Of course, what the code should have read in the first place to avoid these issues would simply be:

while (var nextChunk = GetNextChunkToWrite()) {
  a.acquire();
  myReallyHugeFile.AppendSmallChunkForBetterMultithreading(nextChunk);
  a.release();
}

As I mentioned, putting the lock into the wrong scope is an easy mistake to make. It's especially easy when you're refactoring code, but it's also easy if you're writing new code and shaping it as you write it. It's simple human nature.

Do we really only have a single lock in this case?

Ah, young padwan, that's the big question. I would say that we actually do have two locks in play here. It's just that the second lock isn't labelled as such. Instead, the second lock is the blocking I/O operation itself.

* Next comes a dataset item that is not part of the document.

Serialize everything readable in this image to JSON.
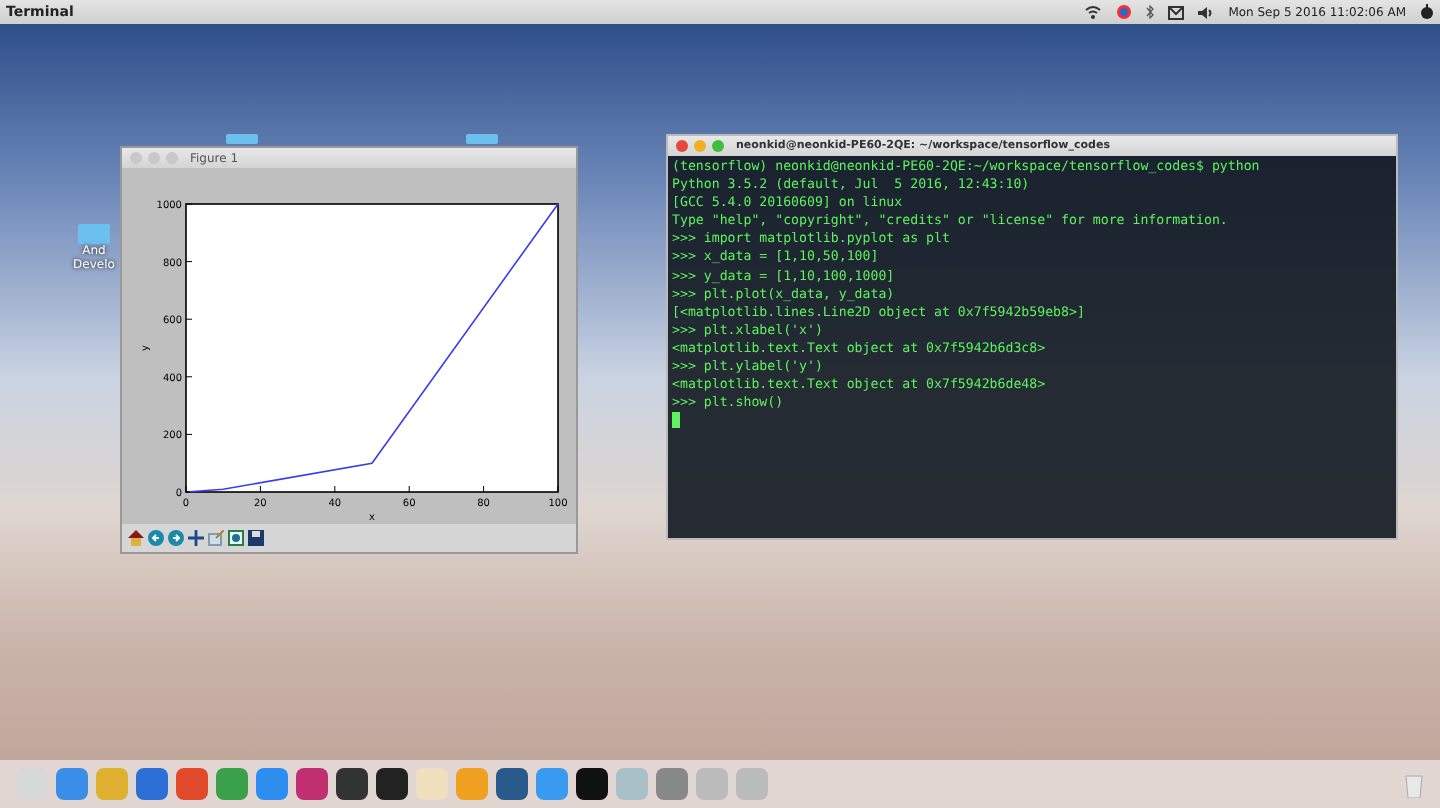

One could argue that this isn't really a true deadlock scenario, although the observed behaviour is the same. In the canonical scenario I described in the first section, the true deadlock is caused by two threads trying to acquire two locks in different order. In the I/O case, the deadlock is caused by one operation accidentally not releasing the single lock and then blocking while it waits for another resource.

The "blocking while it waits for another resource" sounds awfully like a deadlock, doesn't it?

Summary

I'm now of the opinion that the original answer I gave on Stack Overflow is incorrect. The reason for my change of mind is simply that a blocking I/O operation essentially functions as a second lock in the scenario I describe. In fact, that's pretty much a colloquial definition of a mutex - block and wait for a resource to become available.